Enhanced Recovery After Surgery (ERAS) protocols, emphasizing early mobilization within 24 hours improve cardiopulmonary function and reduce thromboembolic risks. Pain management should prioritize regional techniques or non-opioid analgesics (e.g., acetaminophen, NSAIDs) to minimize delirium and respiratory depression. Multidisciplinary collaboration is vital: cardiology input is mandatory for troponin-positive patients or those with hemodynamic instability, while thromboembolic prophylaxis with low-molecular-weight heparin or mechanical compression devices should continue until full mobility is restored. Prior to discharge, it should be ensured that the patients meet criteria such as stable vitals, adequate pain control and baseline functional capacity, with structured follow-up plans involving cardiac rehabilitation and medication adherence counseling. Patient education on symptom recognition (e.g., chest pain, dyspnea) and dietary modifications (e.g., sodium restriction in heart failure), further support the recovery (21-24).
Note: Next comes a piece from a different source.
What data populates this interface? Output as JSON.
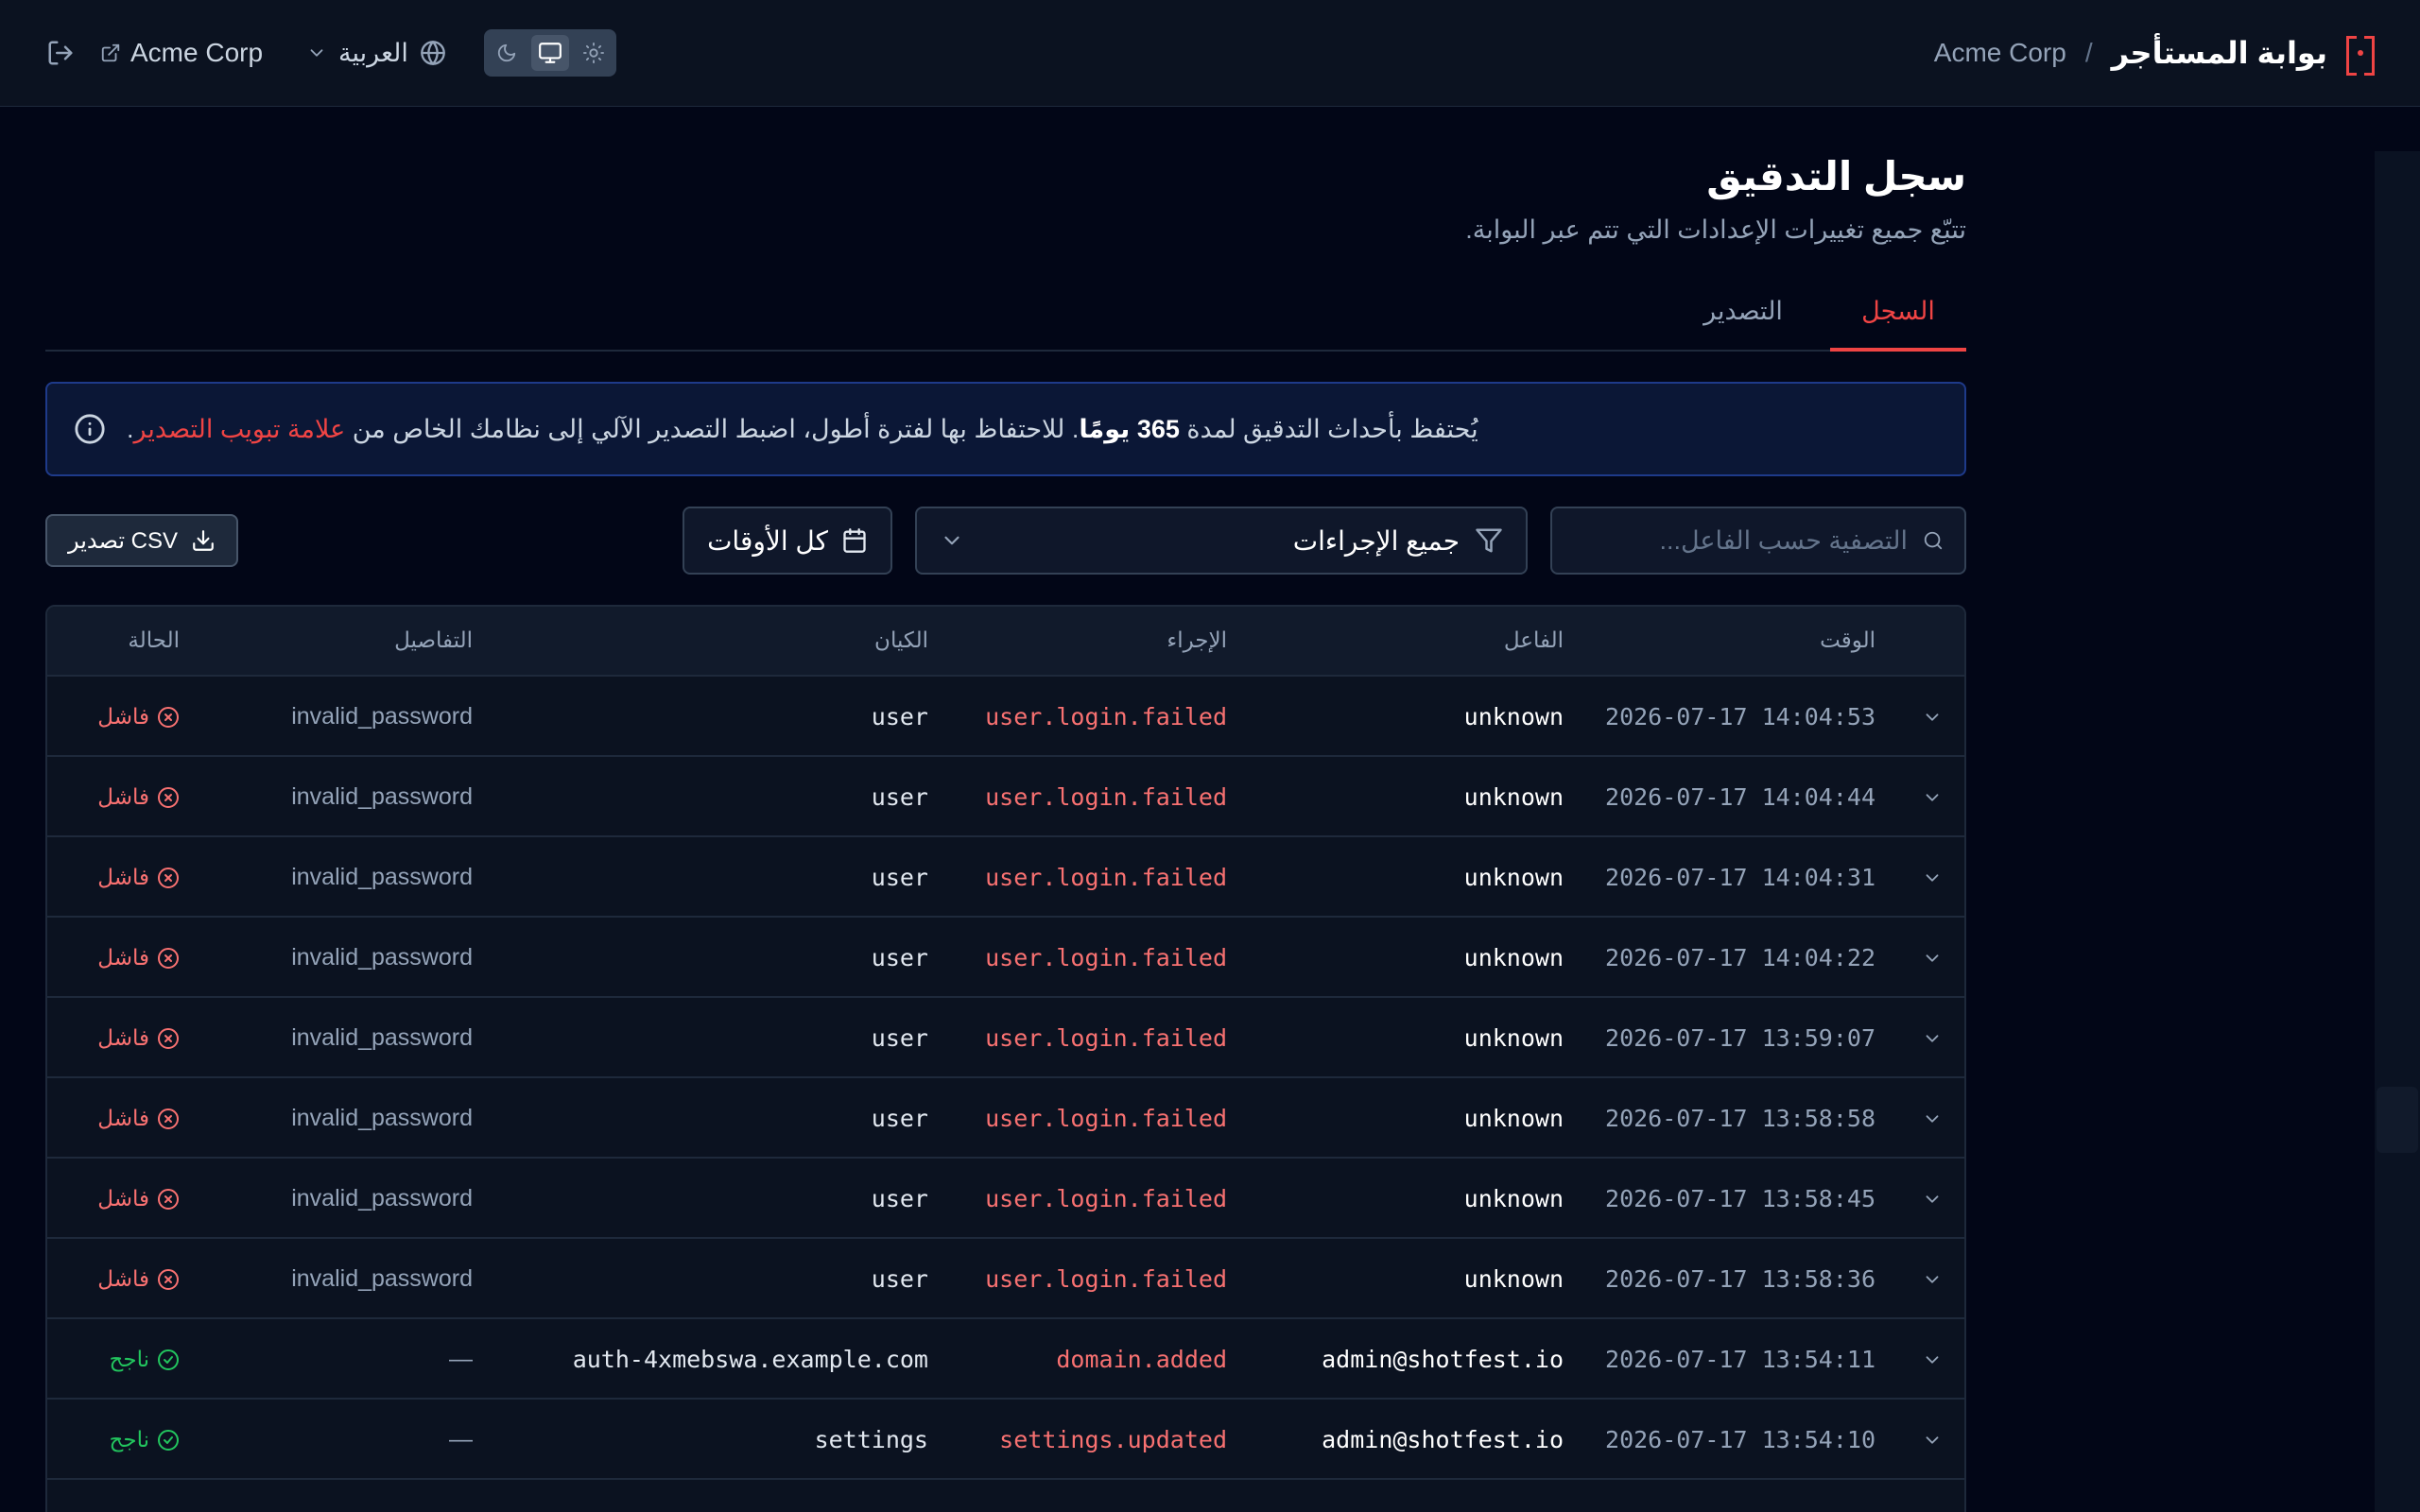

Seamless coordination between surgeons, anesthesiologists, cardiologists and rehabilitation teams ensures optimal transitions from acute care to outpatient management, prioritizing both cardiac stability and surgical recovery.
Conclusion
Despite ongoing advancements in perioperative cardiovascular risk assessment and management, optimizing outcomes for cardiac patients undergoing non-cardiac surgery remains a complex challenge. A multidisciplinary, evidence-based approach incorporating NT-proBNP measurement, individualized medication management and vigilant perioperative monitoring is essential for reducing morbidity and mortality. For postoperative care, the most significant role is a vigilant, protocol-driven approach—integrating continuous monitoring, biomarker-guided therapy and ERAS principles. Further research is warranted to refine risk prediction models and develop tailored perioperative strategies for high-risk cardiovascular patients.